Mais la vérité est que même si les vaccins offrent un degré de protection extrêmement élevé contre une maladie grave résultant d’une infection par la COVID-19, leur capacité à protéger contre une personne qui attraperait et transmettrait le virus est moindre. Ce problème a été exacerbé par le variant Delta, contre laquelle les personnes entièrement vaccinées voient leur immunité diminuer de manière significative cinq ou six mois après avoir reçu leur deuxième dose.

Pour ces raisons, les scientifiques sérieux ont insisté sur le fait que si la vaccination de masse est un outil essentiel dans la lutte contre la pandémie, elle doit être combinée à des mesures de santé publique plus larges pour supprimer et ramener à zéro la transmission communautaire.

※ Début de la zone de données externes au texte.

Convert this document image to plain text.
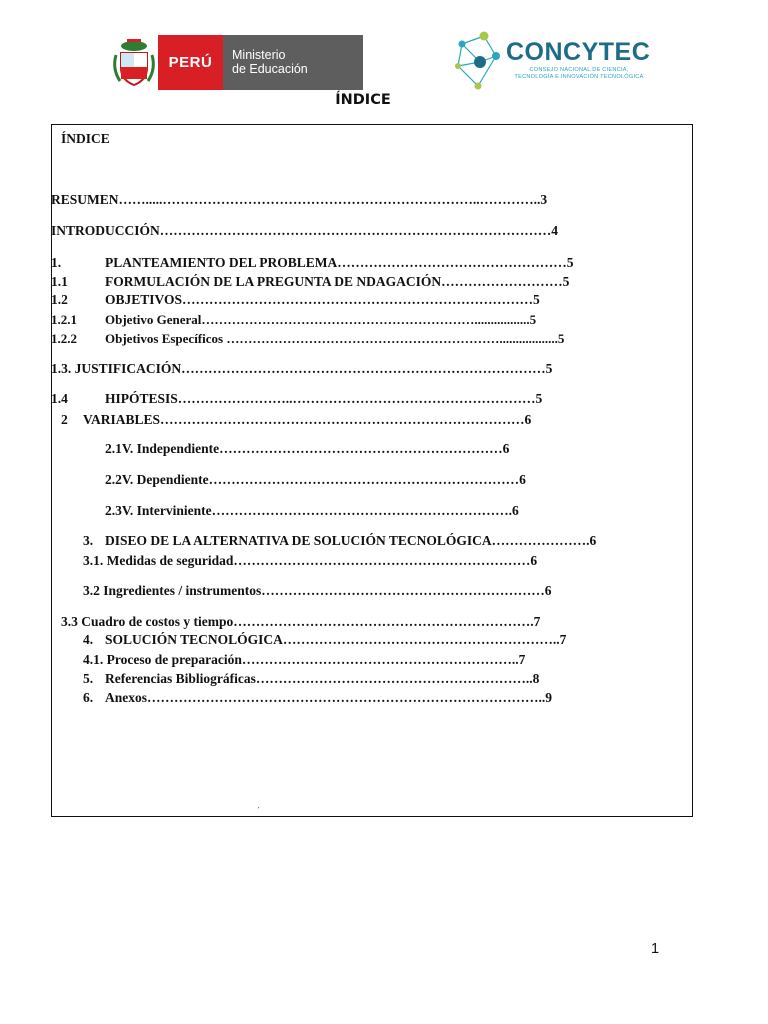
PERÚ	Ministerio
de Educación
CONCYTEC
CONSEJO NACIONAL DE CIENCIA,
TECNOLOGÍA E INNOVACIÓN TECNOLÓGICA
ÍNDICE
ÍNDICE
RESUMEN…….....……………………………………………………………..…………..3
INTRODUCCIÓN……………………………………………………………………………4
1.	PLANTEAMIENTO DEL PROBLEMA……………………………………………5
1.1	FORMULACIÓN DE LA PREGUNTA DE NDAGACIÓN………………………5
1.2	OBJETIVOS……………………………………………………………………5
1.2.1 Objetivo General……………………………………………………….................5
1.2.2 Objetivos Específicos ………………………………………………………..................5
1.3. JUSTIFICACIÓN………………………………………………………………………5
1.4	HIPÓTESIS……………………..………………………………………………5
2 VARIABLES………………………………………………………………………6
2.1V. Independiente………………………………………………………6
2.2V. Dependiente……………………………………………………………6
2.3V. Interviniente………………………………………………………….6
3. DISEO DE LA ALTERNATIVA DE SOLUCIÓN TECNOLÓGICA………………….6
3.1. Medidas de seguridad…………………………………………………………6
3.2 Ingredientes / instrumentos………………………………………………………6
3.3 Cuadro de costos y tiempo………………………………………………………….7
4. SOLUCIÓN TECNOLÓGICA……………………………………………………..7
4.1. Proceso de preparación……………………………………………………..7
5. Referencias Bibliográficas……………………………………………………..8
6. Anexos……………………………………………………………………………..9
´
1
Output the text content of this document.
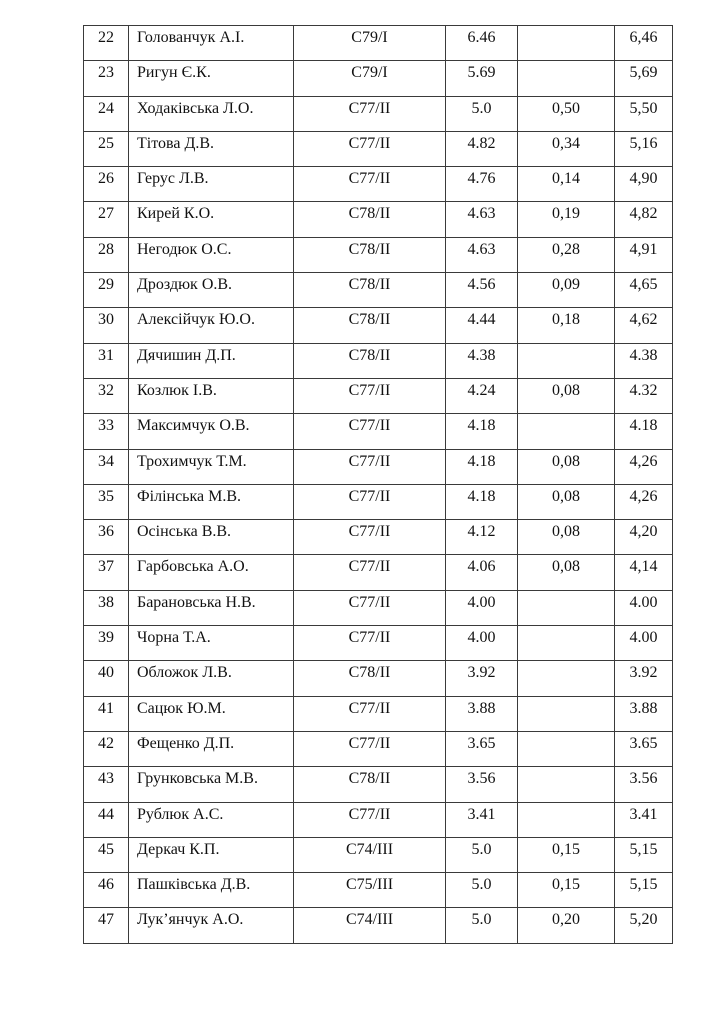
22	Голованчук А.І.	С79/І	6.46		6,46
23	Ригун Є.К.	С79/І	5.69		5,69
24	Ходаківська Л.О.	С77/ІІ	5.0	0,50	5,50
25	Тітова Д.В.	С77/ІІ	4.82	0,34	5,16
26	Герус Л.В.	С77/ІІ	4.76	0,14	4,90
27	Кирей К.О.	С78/ІІ	4.63	0,19	4,82
28	Негодюк О.С.	С78/ІІ	4.63	0,28	4,91
29	Дроздюк О.В.	С78/ІІ	4.56	0,09	4,65
30	Алексійчук Ю.О.	С78/ІІ	4.44	0,18	4,62
31	Дячишин Д.П.	С78/ІІ	4.38		4.38
32	Козлюк І.В.	С77/ІІ	4.24	0,08	4.32
33	Максимчук О.В.	С77/ІІ	4.18		4.18
34	Трохимчук Т.М.	С77/ІІ	4.18	0,08	4,26
35	Філінська М.В.	С77/ІІ	4.18	0,08	4,26
36	Осінська В.В.	С77/ІІ	4.12	0,08	4,20
37	Гарбовська А.О.	С77/ІІ	4.06	0,08	4,14
38	Барановська Н.В.	С77/ІІ	4.00		4.00
39	Чорна Т.А.	С77/ІІ	4.00		4.00
40	Обложок Л.В.	С78/ІІ	3.92		3.92
41	Сацюк Ю.М.	С77/ІІ	3.88		3.88
42	Фещенко Д.П.	С77/ІІ	3.65		3.65
43	Грунковська М.В.	С78/ІІ	3.56		3.56
44	Рублюк А.С.	С77/ІІ	3.41		3.41
45	Деркач К.П.	С74/ІІІ	5.0	0,15	5,15
46	Пашківська Д.В.	С75/ІІІ	5.0	0,15	5,15
47	Лук’янчук А.О.	С74/ІІІ	5.0	0,20	5,20
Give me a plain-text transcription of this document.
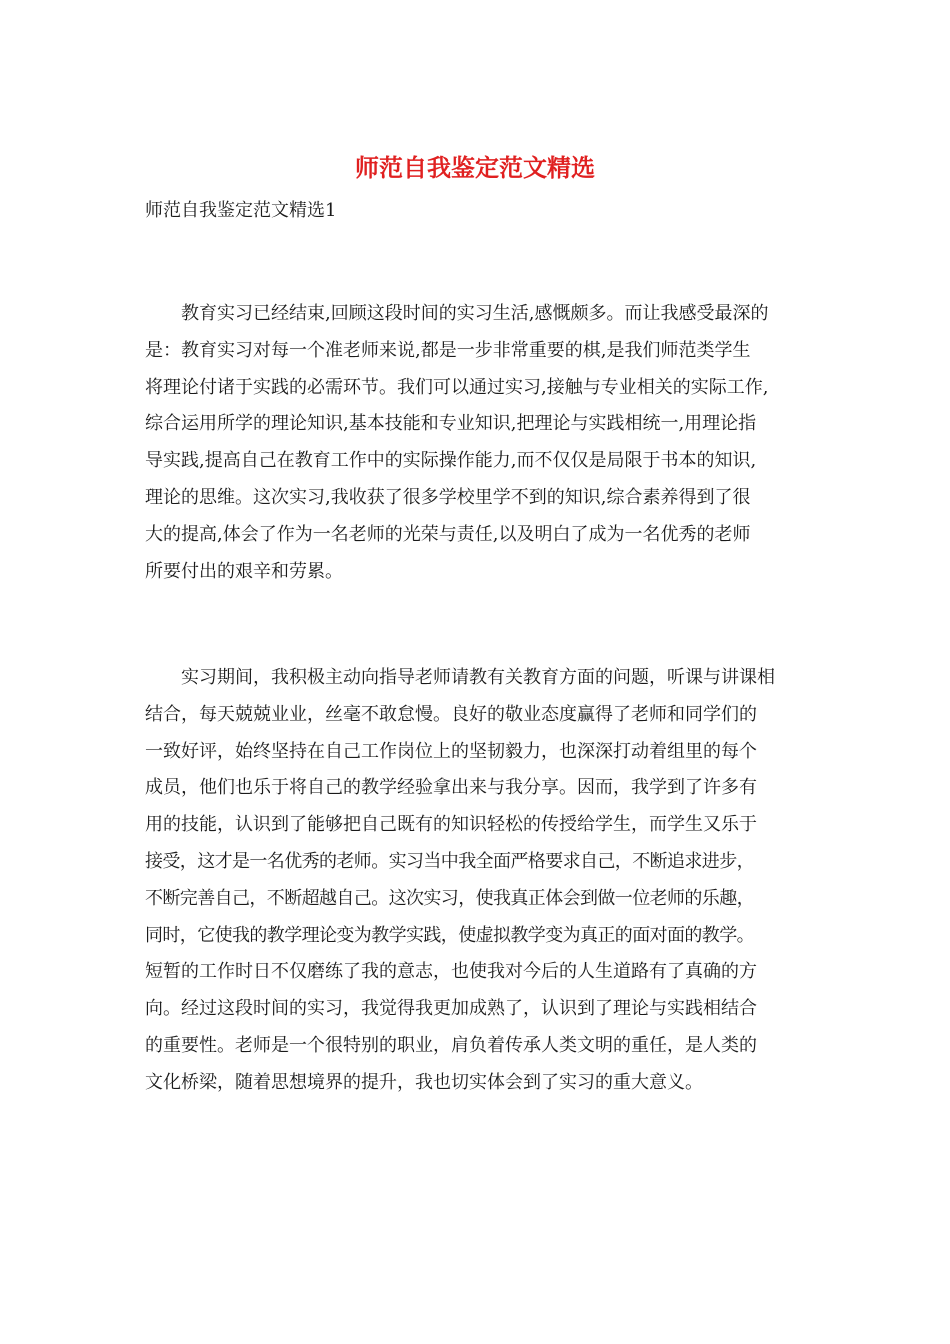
师范自我鉴定范文精选

师范自我鉴定范文精选1

教育实习已经结束,回顾这段时间的实习生活,感慨颇多。而让我感受最深的
是：教育实习对每一个准老师来说,都是一步非常重要的棋,是我们师范类学生
将理论付诸于实践的必需环节。我们可以通过实习,接触与专业相关的实际工作,
综合运用所学的理论知识,基本技能和专业知识,把理论与实践相统一,用理论指
导实践,提高自己在教育工作中的实际操作能力,而不仅仅是局限于书本的知识,
理论的思维。这次实习,我收获了很多学校里学不到的知识,综合素养得到了很
大的提高,体会了作为一名老师的光荣与责任,以及明白了成为一名优秀的老师
所要付出的艰辛和劳累。

实习期间，我积极主动向指导老师请教有关教育方面的问题，听课与讲课相
结合，每天兢兢业业，丝毫不敢怠慢。良好的敬业态度赢得了老师和同学们的
一致好评，始终坚持在自己工作岗位上的坚韧毅力，也深深打动着组里的每个
成员，他们也乐于将自己的教学经验拿出来与我分享。因而，我学到了许多有
用的技能，认识到了能够把自己既有的知识轻松的传授给学生，而学生又乐于
接受，这才是一名优秀的老师。实习当中我全面严格要求自己，不断追求进步，
不断完善自己，不断超越自己。这次实习，使我真正体会到做一位老师的乐趣，
同时，它使我的教学理论变为教学实践，使虚拟教学变为真正的面对面的教学。
短暂的工作时日不仅磨练了我的意志，也使我对今后的人生道路有了真确的方
向。经过这段时间的实习，我觉得我更加成熟了，认识到了理论与实践相结合
的重要性。老师是一个很特别的职业，肩负着传承人类文明的重任，是人类的
文化桥梁，随着思想境界的提升，我也切实体会到了实习的重大意义。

Ces mesures comprennent la fermeture des écoles et des activités de production non essentielles, avec indemnisation complète pour les travailleurs, l’isolement de toutes les personnes infectées, le traçage des contacts et l’obligation de porter un masque. Selon la Dre Malgorzata Gasperowicz, biologiste du développement basée en Alberta, une telle stratégie pourrait éliminer la COVID-19 de la communauté en l’espace de quelques mois.

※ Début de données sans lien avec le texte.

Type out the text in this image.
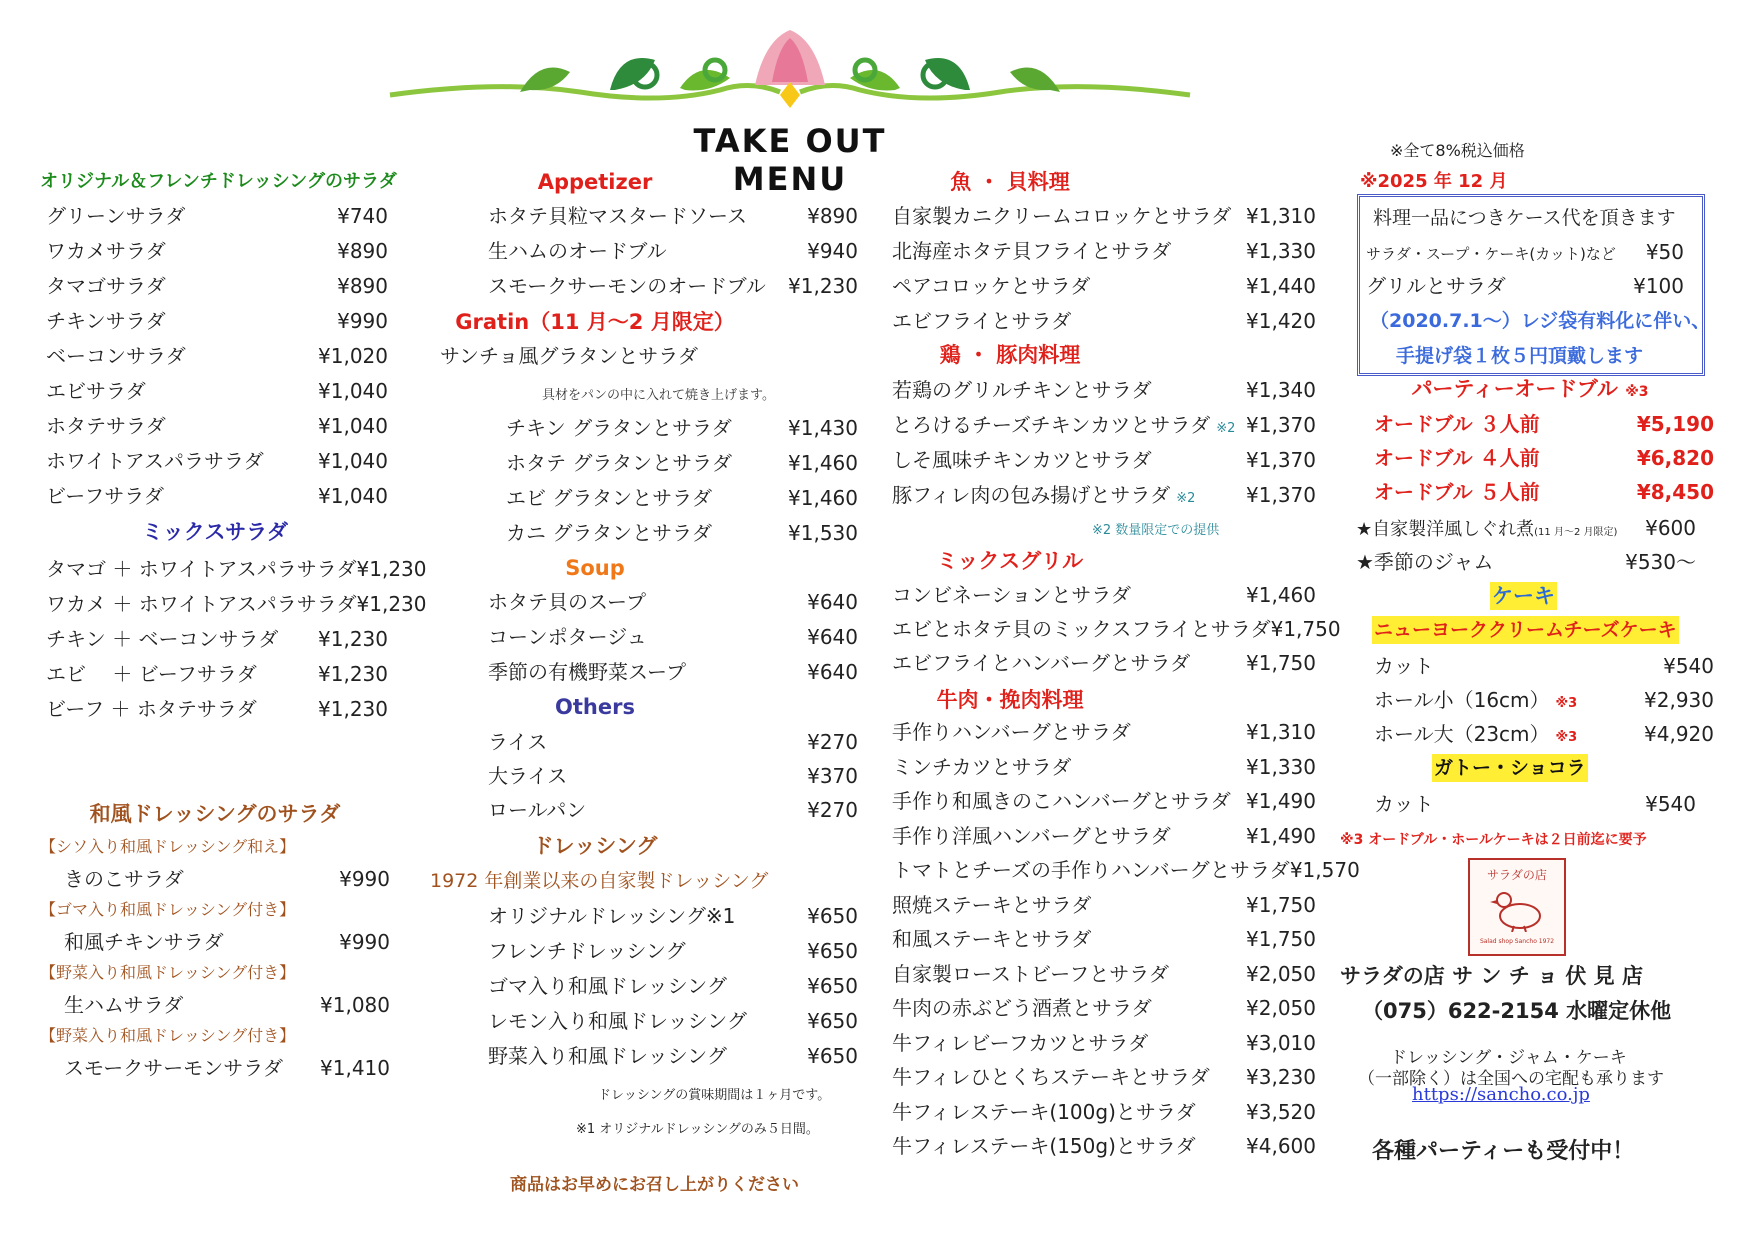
TAKE OUT MENU
※全て8%税込価格
オリジナル＆フレンチドレッシングのサラダ
グリーンサラダ	¥740
ワカメサラダ	¥890
タマゴサラダ	¥890
チキンサラダ	¥990
ベーコンサラダ	¥1,020
エビサラダ	¥1,040
ホタテサラダ	¥1,040
ホワイトアスパラサラダ	¥1,040
ビーフサラダ	¥1,040
ミックスサラダ
タマゴ ＋ ホワイトアスパラサラダ ¥1,230
ワカメ ＋ ホワイトアスパラサラダ ¥1,230
チキン ＋ ベーコンサラダ ¥1,230
エビ　 ＋ ビーフサラダ	¥1,230
ビーフ ＋ ホタテサラダ	¥1,230
和風ドレッシングのサラダ
【シソ入り和風ドレッシング和え】
きのこサラダ	¥990
【ゴマ入り和風ドレッシング付き】
和風チキンサラダ	¥990
【野菜入り和風ドレッシング付き】
生ハムサラダ	¥1,080
【野菜入り和風ドレッシング付き】
スモークサーモンサラダ ¥1,410
Appetizer
ホタテ貝粒マスタードソース	¥890
生ハムのオードブル	¥940
スモークサーモンのオードブル ¥1,230
Gratin（11 月～2 月限定）
サンチョ風グラタンとサラダ
具材をパンの中に入れて焼き上げます。
チキン グラタンとサラダ	¥1,430
ホタテ グラタンとサラダ	¥1,460
エビ グラタンとサラダ	¥1,460
カニ グラタンとサラダ	¥1,530
Soup
ホタテ貝のスープ	¥640
コーンポタージュ	¥640
季節の有機野菜スープ	¥640
Others
ライス	¥270
大ライス	¥370
ロールパン	¥270
ドレッシング
1972 年創業以来の自家製ドレッシング
オリジナルドレッシング※1	¥650
フレンチドレッシング	¥650
ゴマ入り和風ドレッシング	¥650
レモン入り和風ドレッシング	¥650
野菜入り和風ドレッシング	¥650
ドレッシングの賞味期間は１ヶ月です。
※1 オリジナルドレッシングのみ５日間。
商品はお早めにお召し上がりください
魚 ・ 貝料理
自家製カニクリームコロッケとサラダ ¥1,310
北海産ホタテ貝フライとサラダ	¥1,330
ペアコロッケとサラダ	¥1,440
エビフライとサラダ	¥1,420
鶏 ・ 豚肉料理
若鶏のグリルチキンとサラダ	¥1,340
とろけるチーズチキンカツとサラダ ※2 ¥1,370
しそ風味チキンカツとサラダ	¥1,370
豚フィレ肉の包み揚げとサラダ ※2	¥1,370
※2 数量限定での提供
ミックスグリル
コンビネーションとサラダ	¥1,460
エビとホタテ貝のミックスフライとサラダ ¥1,750
エビフライとハンバーグとサラダ	¥1,750
牛肉・挽肉料理
手作りハンバーグとサラダ	¥1,310
ミンチカツとサラダ	¥1,330
手作り和風きのこハンバーグとサラダ ¥1,490
手作り洋風ハンバーグとサラダ	¥1,490
トマトとチーズの手作りハンバーグとサラダ ¥1,570
照焼ステーキとサラダ	¥1,750
和風ステーキとサラダ	¥1,750
自家製ローストビーフとサラダ	¥2,050
牛肉の赤ぶどう酒煮とサラダ	¥2,050
牛フィレビーフカツとサラダ	¥3,010
牛フィレひとくちステーキとサラダ ¥3,230
牛フィレステーキ(100g)とサラダ	¥3,520
牛フィレステーキ(150g)とサラダ	¥4,600
※2025 年 12 月
料理一品につきケース代を頂きます
サラダ・スープ・ケーキ(カット)など ¥50
グリルとサラダ	¥100
（2020.7.1～）レジ袋有料化に伴い、
手提げ袋１枚５円頂戴します
パーティーオードブル ※3
オードブル ３人前	¥5,190
オードブル ４人前	¥6,820
オードブル ５人前	¥8,450
★自家製洋風しぐれ煮(11 月～2 月限定) ¥600
★季節のジャム	¥530～
ケーキ
ニューヨーククリームチーズケーキ
カット	¥540
ホール小（16cm） ※3	¥2,930
ホール大（23cm） ※3	¥4,920
ガトー・ショコラ
カット	¥540
※3 オードブル・ホールケーキは２日前迄に要予
サラダの店
Salad shop Sancho 1972
サラダの店 サ ン チ ョ 伏 見 店
（075）622-2154 水曜定休他
ドレッシング・ジャム・ケーキ
（一部除く）は全国への宅配も承ります
https://sancho.co.jp
各種パーティーも受付中！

La lutte pour un programme d’élimination de la COVID-19 nécessite la mobilisation d’un mouvement de masse des travailleurs, y compris les travailleurs de la santé, les éducateurs et les travailleurs des secteurs public et privé. Une partie essentielle de ce mouvement doit être une campagne soutenue d’éducation publique, menée par des experts médicaux et des travailleurs de la santé, pour réfuter les absurdités pseudo-scientifiques propagées par les opposants d’extrême droite aux vaccins contre la COVID-19 et par la propagande antiscientifique de l’élite dirigeante de «vivre avec le virus» qui les facilite.